第3章(5)

 英梨たちが相対しているサカナは、およそ「サカナ」という名称が似つかわしくない形状をしていた。

 肌色の表皮にずんぐりとした胴、手足はなく触手のような突起が無造作に二本。おそらく頭部と思われる細長い器官の先に、小さな口が付いている。

 人の肌を継ぎはぎして作った植物、と言った方が的確かもしれない。

 そして重要なのは、それが地面を這っていることだった。

「来るよ」

 サカナが、想像以上のスピードで突進する。

 壁を破壊したときもそうだが、どうやらこのサカナは浮力の影響を受けていないらしい。すなわち、陸地と同じような動きを見せる。

 サカナは総一郎へと一直線に向かった。総一郎は飛び上がり、水泳のターンに近い要領でサカナとは反対側へとかわす。

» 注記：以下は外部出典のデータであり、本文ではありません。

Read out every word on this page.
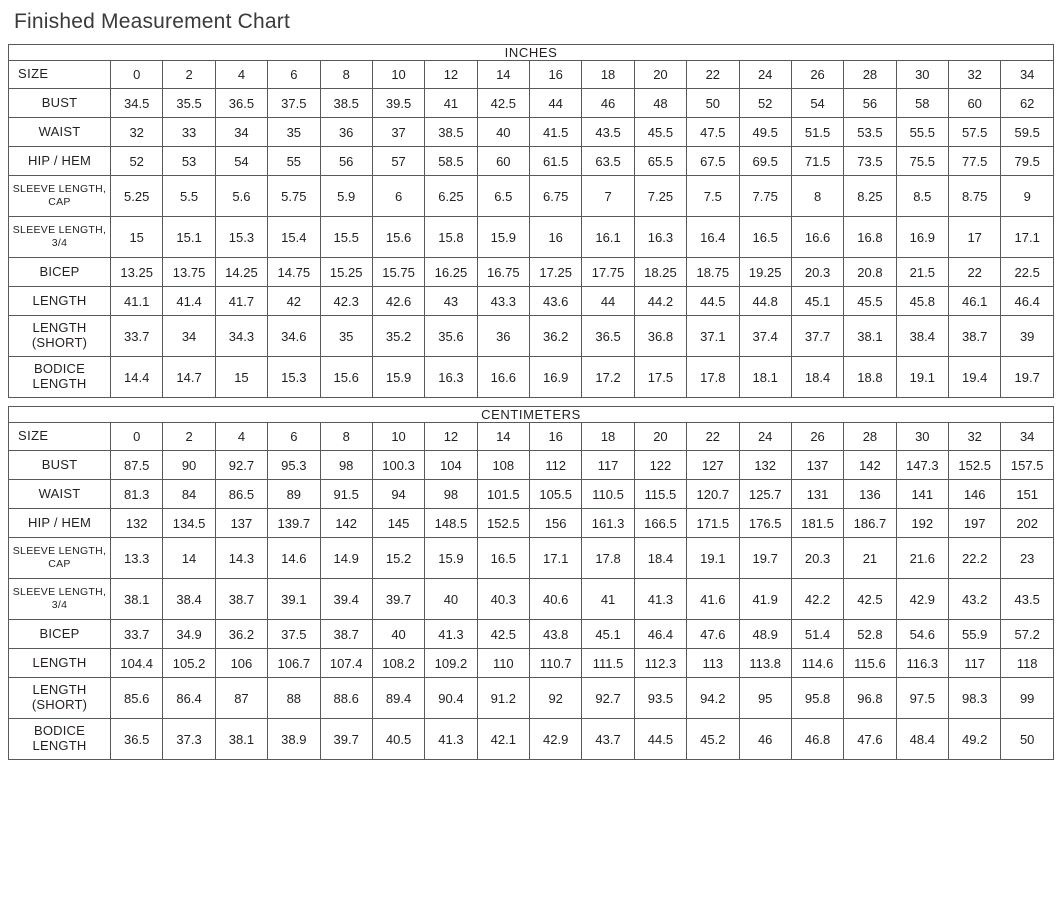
Finished Measurement Chart
INCHES																		
SIZE	0	2	4	6	8	10	12	14	16	18	20	22	24	26	28	30	32	34
BUST	34.5	35.5	36.5	37.5	38.5	39.5	41	42.5	44	46	48	50	52	54	56	58	60	62
WAIST	32	33	34	35	36	37	38.5	40	41.5	43.5	45.5	47.5	49.5	51.5	53.5	55.5	57.5	59.5
HIP / HEM	52	53	54	55	56	57	58.5	60	61.5	63.5	65.5	67.5	69.5	71.5	73.5	75.5	77.5	79.5
SLEEVE LENGTH, CAP	5.25	5.5	5.6	5.75	5.9	6	6.25	6.5	6.75	7	7.25	7.5	7.75	8	8.25	8.5	8.75	9
SLEEVE LENGTH, 3/4	15	15.1	15.3	15.4	15.5	15.6	15.8	15.9	16	16.1	16.3	16.4	16.5	16.6	16.8	16.9	17	17.1
BICEP	13.25	13.75	14.25	14.75	15.25	15.75	16.25	16.75	17.25	17.75	18.25	18.75	19.25	20.3	20.8	21.5	22	22.5
LENGTH	41.1	41.4	41.7	42	42.3	42.6	43	43.3	43.6	44	44.2	44.5	44.8	45.1	45.5	45.8	46.1	46.4
LENGTH (SHORT)	33.7	34	34.3	34.6	35	35.2	35.6	36	36.2	36.5	36.8	37.1	37.4	37.7	38.1	38.4	38.7	39
BODICE LENGTH	14.4	14.7	15	15.3	15.6	15.9	16.3	16.6	16.9	17.2	17.5	17.8	18.1	18.4	18.8	19.1	19.4	19.7
CENTIMETERS																		
SIZE	0	2	4	6	8	10	12	14	16	18	20	22	24	26	28	30	32	34
BUST	87.5	90	92.7	95.3	98	100.3	104	108	112	117	122	127	132	137	142	147.3	152.5	157.5
WAIST	81.3	84	86.5	89	91.5	94	98	101.5	105.5	110.5	115.5	120.7	125.7	131	136	141	146	151
HIP / HEM	132	134.5	137	139.7	142	145	148.5	152.5	156	161.3	166.5	171.5	176.5	181.5	186.7	192	197	202
SLEEVE LENGTH, CAP	13.3	14	14.3	14.6	14.9	15.2	15.9	16.5	17.1	17.8	18.4	19.1	19.7	20.3	21	21.6	22.2	23
SLEEVE LENGTH, 3/4	38.1	38.4	38.7	39.1	39.4	39.7	40	40.3	40.6	41	41.3	41.6	41.9	42.2	42.5	42.9	43.2	43.5
BICEP	33.7	34.9	36.2	37.5	38.7	40	41.3	42.5	43.8	45.1	46.4	47.6	48.9	51.4	52.8	54.6	55.9	57.2
LENGTH	104.4	105.2	106	106.7	107.4	108.2	109.2	110	110.7	111.5	112.3	113	113.8	114.6	115.6	116.3	117	118
LENGTH (SHORT)	85.6	86.4	87	88	88.6	89.4	90.4	91.2	92	92.7	93.5	94.2	95	95.8	96.8	97.5	98.3	99
BODICE LENGTH	36.5	37.3	38.1	38.9	39.7	40.5	41.3	42.1	42.9	43.7	44.5	45.2	46	46.8	47.6	48.4	49.2	50
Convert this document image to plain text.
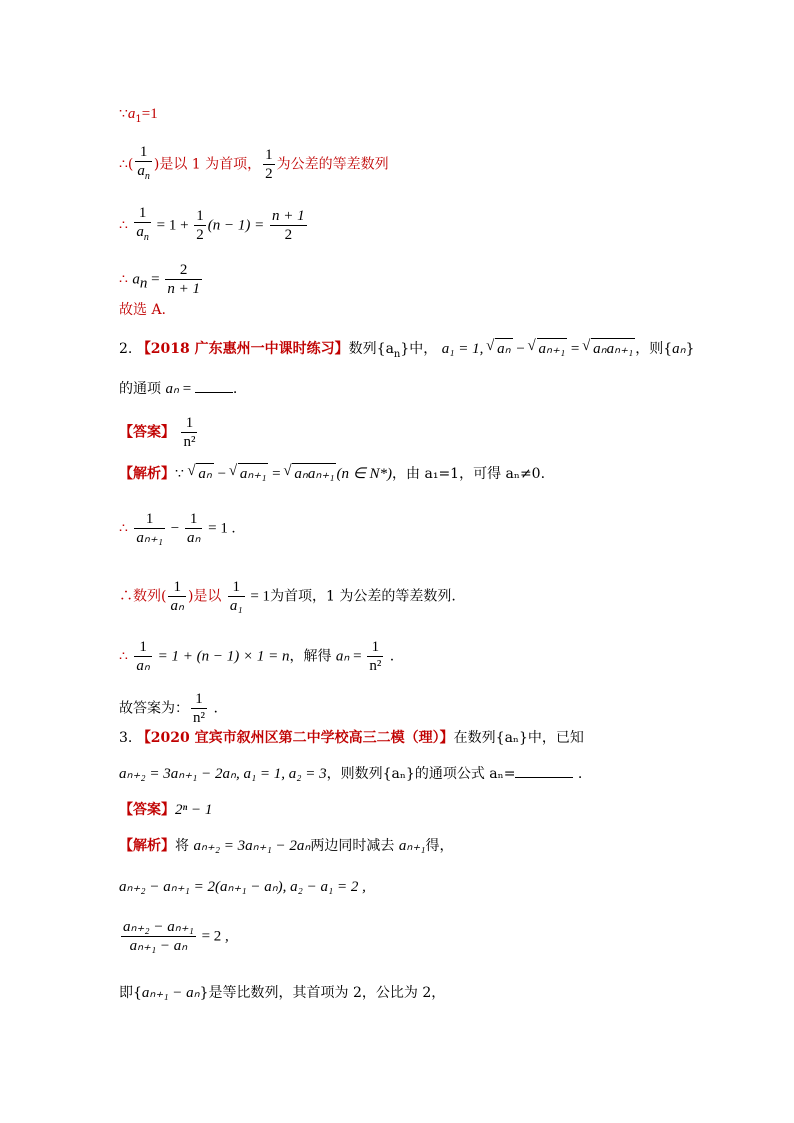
$\because a_1=1$
∴( $\frac{1}{a_n}$ )是以 1 为首项， $\frac{1}{2}$ 为公差的等差数列
∴ $\frac{1}{a_n} = 1 + \frac{1}{2} (n - 1) = \frac{n + 1}{2}$
∴ $a_n = \frac{2}{n + 1}$
故选 A.
2. 【2018 广东惠州一中课时练习】数列$\{a_n\}$中， a₁ = 1, √ aₙ − √ aₙ₊₁ = √ aₙaₙ₊₁ ，则{aₙ}
的通项 aₙ =	.
【答案】 $\frac{1}{\text{n²}}$
【解析】∵ √ aₙ − √ aₙ₊₁ = √ aₙaₙ₊₁ (n ∈ N*)，由 a₁=1，可得 aₙ≠0.
∴ $\frac{1}{\text{aₙ₊₁}} - \frac{1}{\text{aₙ}} = 1$ .
∴数列( $\frac{1}{\text{aₙ}}$ )是以 $\frac{1}{\text{a₁}} = 1$为首项，1 为公差的等差数列.
∴ $\frac{1}{\text{aₙ}} = 1 + (n - 1) \times 1 = n$，解得 $a_n = \frac{1}{\text{n²}}$ .
故答案为： $\frac{1}{\text{n²}}$ .
3. 【2020 宜宾市叙州区第二中学校高三二模（理）】在数列{aₙ}中，已知
aₙ₊₂ = 3aₙ₊₁ − 2aₙ, a₁ = 1, a₂ = 3，则数列{aₙ}的通项公式 aₙ=	.
【答案】2ⁿ − 1
【解析】将 aₙ₊₂ = 3aₙ₊₁ − 2aₙ两边同时减去 aₙ₊₁得，
aₙ₊₂ − aₙ₊₁ = 2(aₙ₊₁ − aₙ), a₂ − a₁ = 2 ,
$\frac{\text{aₙ₊₂ − aₙ₊₁}}{\text{aₙ₊₁ − aₙ}} = 2$ ,
即{aₙ₊₁ − aₙ}是等比数列，其首项为 2，公比为 2，
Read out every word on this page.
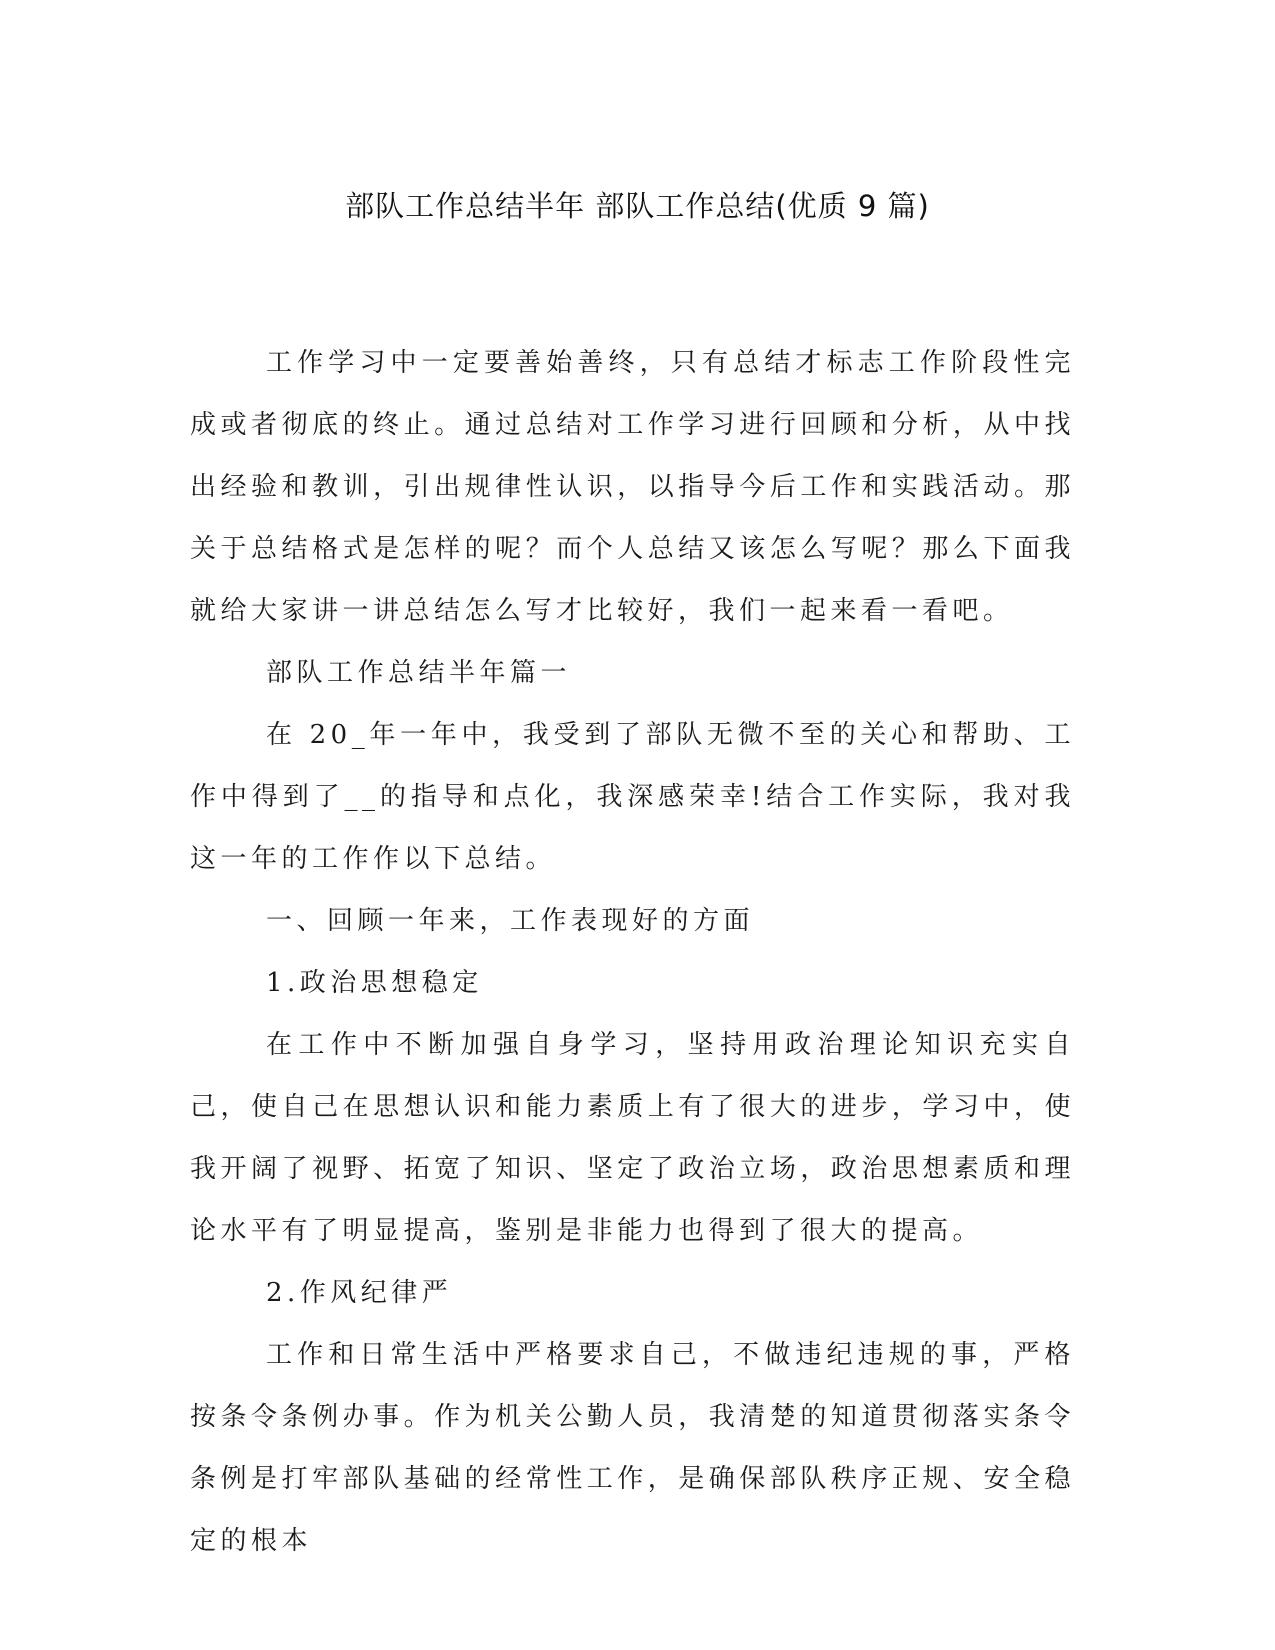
部队工作总结半年 部队工作总结(优质 9 篇)

工作学习中一定要善始善终，只有总结才标志工作阶段性完成或者彻底的终止。通过总结对工作学习进行回顾和分析，从中找出经验和教训，引出规律性认识，以指导今后工作和实践活动。那关于总结格式是怎样的呢？而个人总结又该怎么写呢？那么下面我就给大家讲一讲总结怎么写才比较好，我们一起来看一看吧。

部队工作总结半年篇一

在 20_年一年中，我受到了部队无微不至的关心和帮助、工作中得到了__的指导和点化，我深感荣幸!结合工作实际，我对我这一年的工作作以下总结。

一、回顾一年来，工作表现好的方面

1.政治思想稳定

在工作中不断加强自身学习，坚持用政治理论知识充实自己，使自己在思想认识和能力素质上有了很大的进步，学习中，使我开阔了视野、拓宽了知识、坚定了政治立场，政治思想素质和理论水平有了明显提高，鉴别是非能力也得到了很大的提高。

2.作风纪律严

工作和日常生活中严格要求自己，不做违纪违规的事，严格按条令条例办事。作为机关公勤人员，我清楚的知道贯彻落实条令条例是打牢部队基础的经常性工作，是确保部队秩序正规、安全稳定的根本
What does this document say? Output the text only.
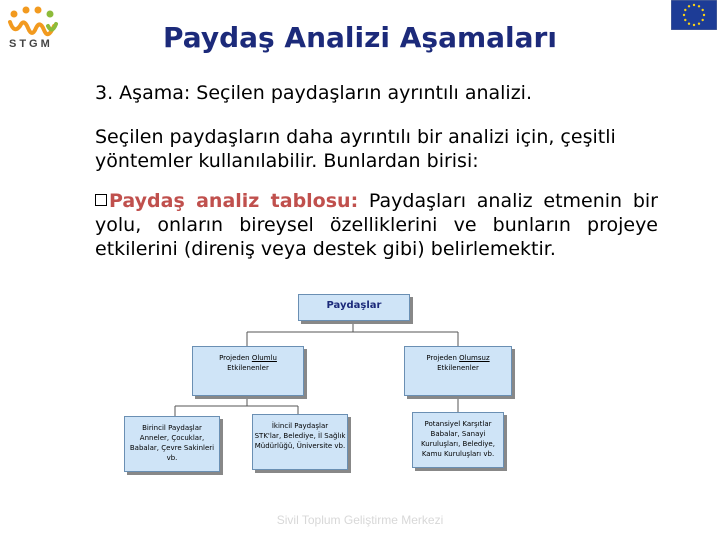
STGM	Paydaş Analizi Aşamaları
3. Aşama: Seçilen paydaşların ayrıntılı analizi.
Seçilen paydaşların daha ayrıntılı bir analizi için, çeşitli yöntemler kullanılabilir. Bunlardan birisi:
Paydaş analiz tablosu: Paydaşları analiz etmenin bir yolu, onların bireysel özelliklerini ve bunların projeye etkilerini (direniş veya destek gibi) belirlemektir.
Paydaşlar
Projeden Olumlu
Etkilenenler
Projeden Olumsuz
Etkilenenler
Birincil Paydaşlar
Anneler, Çocuklar, Babalar, Çevre Sakinleri vb.
İkincil Paydaşlar
STK'lar, Belediye, İl Sağlık Müdürlüğü, Üniversite vb.
Potansiyel Karşıtlar
Babalar, Sanayi Kuruluşları, Belediye, Kamu Kuruluşları vb.
Sivil Toplum Geliştirme Merkezi
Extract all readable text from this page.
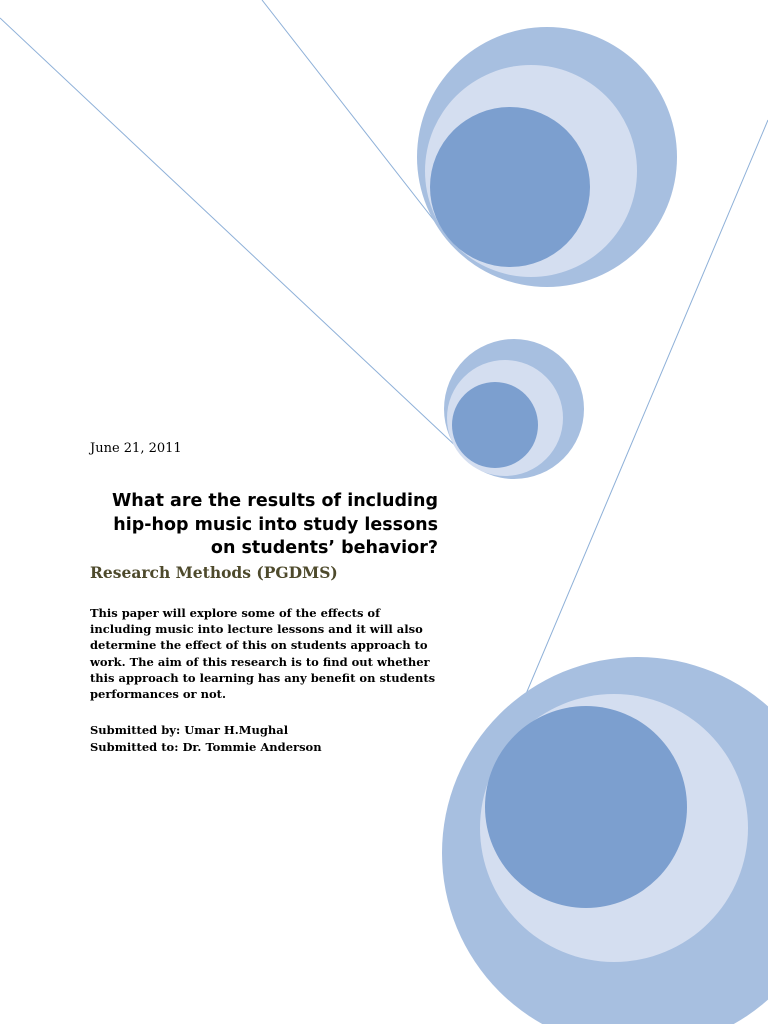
June 21, 2011
What are the results of including hip-hop music into study lessons on students’ behavior?
Research Methods (PGDMS)

This paper will explore some of the effects of including music into lecture lessons and it will also determine the effect of this on students approach to work. The aim of this research is to find out whether this approach to learning has any benefit on students performances or not.

Submitted by: Umar H.Mughal
Submitted to: Dr. Tommie Anderson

 サカナはビチビチと跳ねながら壁にぶつかった。壁がわずかに陥没する。

「すばしっこいねえ。これを相手取るのはちょっと難儀だ」

 総一郎は、ひょい、と手前の病室へ入ってしまう。

「ちょっと、どこ行くのよ?」

 英梨は文句を言う横で、サカナが再び、今度は一生に向かって突進をかます。

 じたばたと逃れようとする一生の首根っこを捕まえて、英梨は天井近くへ飛び上がった。

「落ち着いて。動きをよく見て」

「は、はあ……」

 一生の頼りなげな様子に、英梨は苦笑する。

「ねえ、機関の施設で、プール練習しなかった? プールの中で、潜水艦のおもちゃみたいな機械と追いかけっこするやつ」

「あー、ありましたね」

「あれを思い出すとやりやすいよ。ちなみに、あの練習の考案者は私」

 しゃべりながら、三度目の突進をかわす。一生も幾分落ち着きを取り戻したようだ。

 とは言え、サカナの突進は脅威だ。一度でも正面から受けてしまえば、骨折の数本は覚悟しなければならないだろう。

 サカナは次の突進に向けて準備態勢に入る。英梨と一生は壁に沿って浮き上がるが――

「うわ」

 気付かないうちに空間の変質が進んでいたようだ。

 窓の留め具がイソギンチャクのような何かに変化しており、そこに一生の襟首が引っ掛かっている。

 とっさに英梨が飛びついて剝がそうとするが、吸盤でも付いているのか、イソギンチャクが離れる様子はない。

 目を前方に向けると、サカナがこちらに向かって猛然と進み始めたところだった。今の位置では、致命傷は避けられても一生の両脚がもげることになるだろう。

 南無三、と歯を食いしばった二人の前に、白いシーツが舞い降りた。

「遅くなったねえ」

 総一郎が、幾重にもより合わせたシーツを手繰り、サカナを受け止める。

 サカナは視界を覆われて驚いたのか――そもそも視覚があるのかも謎だが――もんどり打って、あらぬ方向へと進路を変えた。

 シーツを握っている総一郎は、サカナの勢いに引っ張られ、「あれえ」と言いながら宙を舞う。

 振り回されているようで、そのまま器用に、サカナをシーツで包み込んでしまった。

「相変わらずトリッキーな闘い方をするわね」

「正攻法は苦手でねえ」

 言いながら総一郎は手近な病室をごそごそやり、モップを手に戻って来る。

 サカナはシーツの中でビタビタと動いており、醜悪なクリスマスプレゼントのようだ。

 英梨の協力で、一生はイソギンチャクから解放された。シャツの襟を、背中の中ほどまで失う羽目になったのだが。

「仕上げはどうぞ」

 総一郎はモップを英梨に渡す。

「あ、ずるいわね。一番いやな役回りを」

 そう言いつつも、英梨はサカナを殴打する。数回ほど殴り、突きを繰り返すと、シーツの塊は動かなくなった。

「僕はどうにも、こういうのが得意でなくてねえ」

「もろに生物を殺している感覚だものね」

 英梨はモップを投げ捨てる。

「さて――」

 三人は瓦礫の向こう側を見やる。

「あの女が無茶苦茶していないといいけれど」

 そのとき、フロア全体に震動が広がった。

 水中でかき回されるような揺らぎ。ゴポゴポという水音が鳴った。

 三人を、へその辺りから下へと引っ張られる感覚が襲う。

「早いわね」

 英梨が辺りを見回す。

「――階層がさらに落ちる」

 三人の視界を、泡とより深い緑色が覆った。